The power of determining whether the history of bargaining justifies that vocational-technical employees be a separate bargaining unit is vested in PERC, and the statute *444 presumes PERC to have expertise. So long as the record taken as a whole indicates that PERC has applied the statutory criteria in making its determination and has supported it with adequate findings, we will defer to its expertise. The weight to be given the various criteria that constitute a history of bargaining in a given case is for PERC, not this court.
In its order PERC concurred with the executive director's facts and analysis which recounted the history of bargaining between Renton School District and REA and the range of issues negotiated on behalf of the vocational-technical employees as a part of the larger bargaining unit.
PERC found that the evidence revealed a history of ineffective negotiations on behalf of the vocational-technical employees in the existing unit. Moreover, PERC found it significant that there had never been a representative election in the district-wide unit and that the vocational-technical employees constituted a distinct minority of the bargaining unit.
The record contains substantial evidence that there exist conflicts of interest or the threat thereof so as to prevent effective negotiations, and that there was notable dissatisfaction with the last contract where the interests of the vocational-technical employees were sacrificed for the benefit of K through 12 employees.
Without setting out the details, we find there is ample support for PERC's determination that the history of bargaining justified a severance and representation election.
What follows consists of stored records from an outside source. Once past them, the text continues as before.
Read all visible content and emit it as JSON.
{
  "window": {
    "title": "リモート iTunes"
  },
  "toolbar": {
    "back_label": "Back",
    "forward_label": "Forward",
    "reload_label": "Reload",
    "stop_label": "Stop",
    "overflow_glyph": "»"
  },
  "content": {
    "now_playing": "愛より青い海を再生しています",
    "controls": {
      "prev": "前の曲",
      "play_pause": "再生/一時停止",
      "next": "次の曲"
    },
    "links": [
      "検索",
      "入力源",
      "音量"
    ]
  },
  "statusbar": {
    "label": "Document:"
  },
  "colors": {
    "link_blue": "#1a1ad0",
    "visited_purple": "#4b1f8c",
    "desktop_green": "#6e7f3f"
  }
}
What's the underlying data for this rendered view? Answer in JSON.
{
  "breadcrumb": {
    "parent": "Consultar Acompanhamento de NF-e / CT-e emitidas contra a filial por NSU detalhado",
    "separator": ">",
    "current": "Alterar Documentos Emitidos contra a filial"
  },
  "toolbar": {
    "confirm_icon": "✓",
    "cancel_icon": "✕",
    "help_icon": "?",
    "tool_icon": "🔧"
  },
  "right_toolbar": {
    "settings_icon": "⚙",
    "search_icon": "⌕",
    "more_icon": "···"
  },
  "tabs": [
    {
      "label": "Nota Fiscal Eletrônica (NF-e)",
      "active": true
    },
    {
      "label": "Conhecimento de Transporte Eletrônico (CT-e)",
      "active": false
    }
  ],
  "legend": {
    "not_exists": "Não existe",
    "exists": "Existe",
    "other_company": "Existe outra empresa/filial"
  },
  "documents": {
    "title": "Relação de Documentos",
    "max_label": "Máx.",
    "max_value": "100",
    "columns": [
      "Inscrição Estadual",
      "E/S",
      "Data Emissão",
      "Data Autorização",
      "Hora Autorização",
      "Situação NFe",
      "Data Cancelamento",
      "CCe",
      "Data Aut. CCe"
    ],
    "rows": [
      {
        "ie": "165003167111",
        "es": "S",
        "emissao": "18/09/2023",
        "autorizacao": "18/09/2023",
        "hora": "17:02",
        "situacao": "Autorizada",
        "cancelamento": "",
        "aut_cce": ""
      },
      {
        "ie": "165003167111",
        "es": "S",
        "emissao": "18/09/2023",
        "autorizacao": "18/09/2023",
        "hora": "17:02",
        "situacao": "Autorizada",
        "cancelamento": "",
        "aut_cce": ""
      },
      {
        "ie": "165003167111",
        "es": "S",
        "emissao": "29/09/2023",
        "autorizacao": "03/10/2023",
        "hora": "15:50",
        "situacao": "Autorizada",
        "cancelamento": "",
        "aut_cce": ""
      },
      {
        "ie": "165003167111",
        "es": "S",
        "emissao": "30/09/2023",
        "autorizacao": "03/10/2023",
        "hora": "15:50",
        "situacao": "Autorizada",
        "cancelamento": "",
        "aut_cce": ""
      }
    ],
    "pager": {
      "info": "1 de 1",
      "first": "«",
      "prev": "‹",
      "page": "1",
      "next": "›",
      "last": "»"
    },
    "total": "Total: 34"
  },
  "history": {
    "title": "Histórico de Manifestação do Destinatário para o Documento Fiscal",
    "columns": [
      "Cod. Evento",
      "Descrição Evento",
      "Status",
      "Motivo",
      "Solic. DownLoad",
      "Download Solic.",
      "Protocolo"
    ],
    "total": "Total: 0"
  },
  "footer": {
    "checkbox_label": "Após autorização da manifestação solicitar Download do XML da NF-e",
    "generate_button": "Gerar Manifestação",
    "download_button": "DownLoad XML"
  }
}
The record establishes that PERC considered the appropriate factors of bargaining history and was justified in ordering a severance and representation election. The trial court held that the factual record developed before PERC was a sufficient basis for the decision of PERC. The facts, as found by PERC, supporting severance and a representation election are in accord with RCW 41.59.080 and meet the clearly erroneous standard of review and are upheld.
*445 CONCLUSION
We find that PERC properly interpreted and applied RCW 41.59.080 when it held that the history of bargaining in the Renton School District justified that the employees of Renton Vocational-Technical Institute constitute an appropriate bargaining unit.
The trial court is reversed and the findings and order of PERC are reinstated.
WILLIAMS, C.J., ROSELLINI, UTTER, BRACHTENBACH, DOLLIVER, DIMMICK, and PEARSON, JJ., and CUNNINGHAM, J. Pro Tem., concur.
NOTES
[1] PERC rules provide that the hearing examiner shall obtain a full and complete factual record upon which the executive director discharges his duty of ordering an election or dismissing the petition. The executive director's actions are subject to review by the whole commission. WAC 391-30-120, -124.